A sua mãe também tinha altos e baixos?
Estive praticamente nove anos sem ver a minha mãe. Só fui lá uma vez, tinha uns cinco anos. A minha mãe sonhou que eu tinha morrido. Estava muito mal no hospital e eu tive que ir lá. Lembro-me que eu queria ir ao colo, porque era ainda muito pequena. Ainda hoje sou mandriona, não gosto nada de andar! Passado um tempo, vieram todos para Lisboa.

Viveu muito tempo afastada dos seus pais e numa fase importantíssima para uma criança. Foi uma época má da sua vida?
Não. O sofrimento foi mais quando veio a minha mãe. Tinha os meus 14 anos. Quando veio a minha mãe e os meus irmãos, eu queria estar em casa dos meus pais, porque lá havia gente, e na da minha avó só havia o meu avô. A minha avó ficou triste. Como os meus irmãos trabalhavam (quer dizer, um trabalhava e outro era um bocado maluco mas era bom rapaz, eu gostava muito dele, foi boxeur), eu é que tomava conta da casa. Sabia fazer tudo, lavar e passar.

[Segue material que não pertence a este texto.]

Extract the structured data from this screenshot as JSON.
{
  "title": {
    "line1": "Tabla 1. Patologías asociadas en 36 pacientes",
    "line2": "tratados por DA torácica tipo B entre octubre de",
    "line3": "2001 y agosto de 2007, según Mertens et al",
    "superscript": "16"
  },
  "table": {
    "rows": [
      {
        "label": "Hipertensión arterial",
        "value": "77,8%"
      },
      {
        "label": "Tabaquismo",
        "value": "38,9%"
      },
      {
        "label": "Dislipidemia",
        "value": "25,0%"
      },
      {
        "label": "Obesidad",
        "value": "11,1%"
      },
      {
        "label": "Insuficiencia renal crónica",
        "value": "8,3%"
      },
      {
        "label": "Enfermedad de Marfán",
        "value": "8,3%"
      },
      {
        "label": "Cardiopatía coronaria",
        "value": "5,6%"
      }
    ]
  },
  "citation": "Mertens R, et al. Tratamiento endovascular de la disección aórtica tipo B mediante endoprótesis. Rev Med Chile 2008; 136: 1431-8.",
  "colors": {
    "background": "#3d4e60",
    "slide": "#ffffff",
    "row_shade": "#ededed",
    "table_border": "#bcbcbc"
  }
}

Sempre se sentiu um bocadinho rejeitada pela mãe...
Ela foi má para mim sem o ser, sabe o que é? Era o feitio dela... O feitio que, coitadinha, teve até morrer. A minha mãe chamava-se Lucinda, não é um nome muito feio. nem muito bonito, não é?... E era uma pessoa muito estranha, mas muito engraçada. Tinha um feitio um bocado esquisito. Os bombeiros passavam a vida lá em casa porque ela achava que estava sempre doente e queria ir para o hospital. Mas quando eles chegavam já estava melhor. Depois, como as outras filhas eram criadas com ela e eu não, ela gostava mais das outras do que de mim. Também é natural. Elas eram mais, eu era só uma, era pequenina, não valia a
pena.

O que herdou dos dois? Com quem se acha mais parecida?
O meu pai a tocar era como eu a cantar. Não tocava nada de que não gostasse muito. E fechava os olhos... E eu fui para a televisão a primeira vez, a segunda, a terceira, a quarta e a última, e não era capaz de abrir os olhos. Em toda a parte eu abria um bocadinho os olhos, mas depois fechava-os com vergonha... O meu pai era exactamente igual a mim. No palco também fecho os olhos. Não é por querer... Estar.com os olhos sempre fechados é muito chato.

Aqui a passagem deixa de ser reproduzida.